Be assured that the system was more than mere wilderness maps on hex paper. The first benefit of the system was that it was scalar, taking the DM from large-scale campaign hex maps to individual hex maps of a particular campaign hex to two scales of square-grid map for city plans and small scale dungeon floorplans. Like a nested Russian doll, the map scales all fit within each other.
The second benefit of the system was that Judges Guild published maps and blank sheets (the Fantasy Cartographer's Guide is simply wonderful) for keying said maps in large, easy-to-use booklets, and provided numerous tables and charts to help DMs populate those maps with terrain, features, monsters, and treasures as needed.
Lastly, Bledsaw ensured that all JG "content" publications actually used the Campaign Hexagon system, and took it to the next level with the inclusion of TWO maps for every wilderness area -- a DM's map and a player's map that was blank, other than coastlines and known features.

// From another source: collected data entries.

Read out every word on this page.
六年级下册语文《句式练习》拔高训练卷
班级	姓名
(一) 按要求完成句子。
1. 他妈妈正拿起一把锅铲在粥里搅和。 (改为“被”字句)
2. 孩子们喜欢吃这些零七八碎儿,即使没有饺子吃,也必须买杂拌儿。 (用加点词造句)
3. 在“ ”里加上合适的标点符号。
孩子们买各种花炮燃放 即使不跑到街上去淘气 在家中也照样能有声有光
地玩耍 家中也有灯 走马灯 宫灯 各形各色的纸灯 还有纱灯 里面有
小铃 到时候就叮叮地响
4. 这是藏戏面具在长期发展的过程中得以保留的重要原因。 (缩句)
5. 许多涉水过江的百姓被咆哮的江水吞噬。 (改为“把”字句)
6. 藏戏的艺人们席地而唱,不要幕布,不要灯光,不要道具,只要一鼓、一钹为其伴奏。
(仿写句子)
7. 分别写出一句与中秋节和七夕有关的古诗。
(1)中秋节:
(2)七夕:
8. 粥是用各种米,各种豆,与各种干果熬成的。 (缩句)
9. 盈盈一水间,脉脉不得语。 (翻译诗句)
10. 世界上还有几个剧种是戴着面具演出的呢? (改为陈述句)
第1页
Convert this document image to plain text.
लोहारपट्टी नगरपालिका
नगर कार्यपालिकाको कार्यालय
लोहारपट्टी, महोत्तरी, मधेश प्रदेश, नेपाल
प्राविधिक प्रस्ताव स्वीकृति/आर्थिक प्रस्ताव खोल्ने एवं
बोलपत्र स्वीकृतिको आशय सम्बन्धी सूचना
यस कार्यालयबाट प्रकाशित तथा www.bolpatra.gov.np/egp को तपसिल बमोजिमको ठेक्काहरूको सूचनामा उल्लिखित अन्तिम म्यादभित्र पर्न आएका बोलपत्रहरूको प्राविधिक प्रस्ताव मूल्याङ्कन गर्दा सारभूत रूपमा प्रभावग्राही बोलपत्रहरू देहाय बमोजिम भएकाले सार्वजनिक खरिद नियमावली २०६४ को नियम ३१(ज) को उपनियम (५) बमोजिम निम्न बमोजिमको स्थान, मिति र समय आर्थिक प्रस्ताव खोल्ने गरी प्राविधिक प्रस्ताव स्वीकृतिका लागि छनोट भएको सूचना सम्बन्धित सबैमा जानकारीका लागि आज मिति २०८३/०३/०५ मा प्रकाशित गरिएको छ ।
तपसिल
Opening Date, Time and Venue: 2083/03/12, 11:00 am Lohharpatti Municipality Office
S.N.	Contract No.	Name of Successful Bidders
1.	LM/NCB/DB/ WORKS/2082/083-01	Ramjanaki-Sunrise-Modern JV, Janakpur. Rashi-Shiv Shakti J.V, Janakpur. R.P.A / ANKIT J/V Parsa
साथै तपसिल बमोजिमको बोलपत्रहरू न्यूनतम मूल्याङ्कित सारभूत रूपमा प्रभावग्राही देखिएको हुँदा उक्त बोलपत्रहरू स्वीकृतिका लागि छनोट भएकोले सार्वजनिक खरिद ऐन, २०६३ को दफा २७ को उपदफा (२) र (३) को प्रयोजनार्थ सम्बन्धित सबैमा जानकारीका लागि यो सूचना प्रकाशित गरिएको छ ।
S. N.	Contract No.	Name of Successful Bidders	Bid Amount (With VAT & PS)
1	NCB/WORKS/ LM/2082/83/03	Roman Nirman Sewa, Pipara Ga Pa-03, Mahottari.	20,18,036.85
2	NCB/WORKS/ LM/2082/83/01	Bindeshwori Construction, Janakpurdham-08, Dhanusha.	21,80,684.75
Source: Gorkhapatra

Talk about an incentive to explore -- there was a whole map to fill out! And after that, 15 more in the Wilderlands setting. For my money, the Wilderlands Setting was the ultimate sandbox for OSR-style gaming. JG products were at their strongest when providing game aids to enable this style of sandbox play.
I am a huge fan of Greyhawk, but the exploration element and sense of the unknown is largely missing (at least in the aboveground of the Eastern Flanaess). The Greyhawk setting (and Faerun too, for the most part) is one of nations; the Wilderlands is one of wilderness, and is therefore the first setting that comes to mind when the "points of light" concept is bandied about.
Sadly, exploration as a player and character motivator seemingly became phased out as the game transformed into one of character customization and battlemat-driven tactical combat. I honestly can't remember the last time someone actually mapped in a 3.x game. I wonder if a raised-on-4th-edition player would even understand the point of mapping.